You can plot realizations of the system using the following R script.

```
q_map<-function(r=1,x_o=runif(1,0,1),N=100,burn_in=0,...)
{
par(mfrow=c(2,1),mar=c(4,4,1,2),lwd=2)
############# Trace #############
x<-array(dim=N)
x[1]<-x_o
for(i in 2:N)
x[i]<-r*x[i-1]*(1-x[i-1])

plot(x[(burn_in+1):N],type='l',xlab='t',ylab='x',...)
#################################

x<-seq(from=0,to=1,length.out=100)
x_np1<-array(dim=100)
for(i in 1:length(x))
x_np1[i]<-r*x[i]*(1-x[i])

plot(x,x_np1,type='l',xlab=expression(x[t]),ylab=expression(x[t+1]))
abline(0,1)

start=x_o
vert=FALSE
lines(x=c(start,start),y=c(0,r*start*(1-start)) )
for(i in 1:(2*N))
{
if(vert)
{
lines(x=c(start,start),y=c(start,r*start*(1-start)) )
vert=FALSE
}
else
{
lines(x=c(start,
r*start*(1-start)),
y=c(r*start*(1-start),
r*start*(1-start)) )
vert=TRUE
start=r*start*(1-start)
}
}
#################################
}

```

To use, simply call the function with any value of r, and a starting position between 0 an 1.

```
q_map(r=3.84,x_o=0.4)

```

Fun right?

Now that you’ve tried a few different values of r at a few starting positions, it’s time to look a little closer at what ranges of r values produce chaotic behaviour, which result in stable orbits, and which lead to dampening oscillations toward fixed points. There is a rigorous mathematics behind this kind of analysis of dynamic systems, but we’re just going to do some numerical experimentation using trusty R and a bit of cpu time.

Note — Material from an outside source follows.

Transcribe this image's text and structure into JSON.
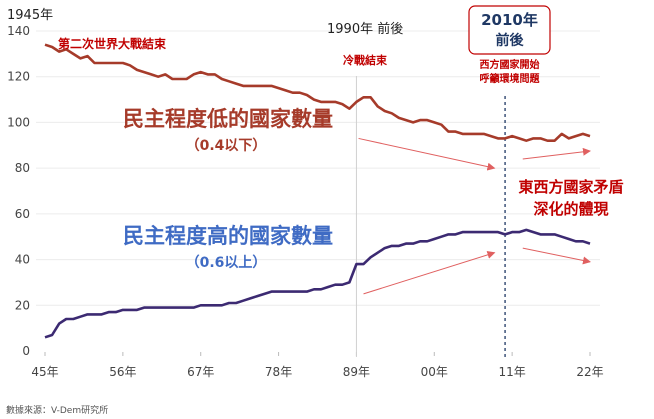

To do this, we’ll need to iterate across a range of r values, and at each one start a dynamical system with a random starting point (told you there would be some randomness in this post). After some large number of time-steps, we’ll record where the system ended up. Plotting the results, we can see a series of period doubling (2,4,8, etc) bifurcations interspersed with regions of chaotic behaviour.

```library(parallel)
bifurcation<-function(from=3,to=4,res=500,
x_o=runif(1,0,1),N=500,reps=500,cores=4)
{
r_s<-seq(from=from,to=to,length.out=res)
r<-numeric(res*reps)
for(i in 1:res)
r[((i-1)*reps+1):(i*reps)]<-r_s[i]

x<-array(dim=N)

iterate<-mclapply(1:(res*reps),
mc.cores=cores,
function(k){
x[1]<-runif(1,0,1)
for(i in 2:N)
x[i]<-r[k]*x[i-1]*(1-x[i-1])

return(x[N])
})

plot(r,iterate,pch=15,cex=0.1)

return(cbind(r,iterate))
}

#warning: Even in parallel with 4 cores, this is by no means fast code!
bi<-bifurcation()
png('chaos.png',width=1000,height=850)
par(bg='black',col='green',col.main='green',cex=1)
plot(bi,col='green',xlab='R',ylab='n --> inf',main='',pch=15,cex=0.2)
dev.off()

```

This plot is known as a bifurcation diagram and is likely a familiar sight.

Hopefully working through the R code and running it yourself will help you interpret cobweb plots, as well as bifurcation diagrams. It is really quite amazing how the simple looking logistic map equation can lead to such interesting behaviour.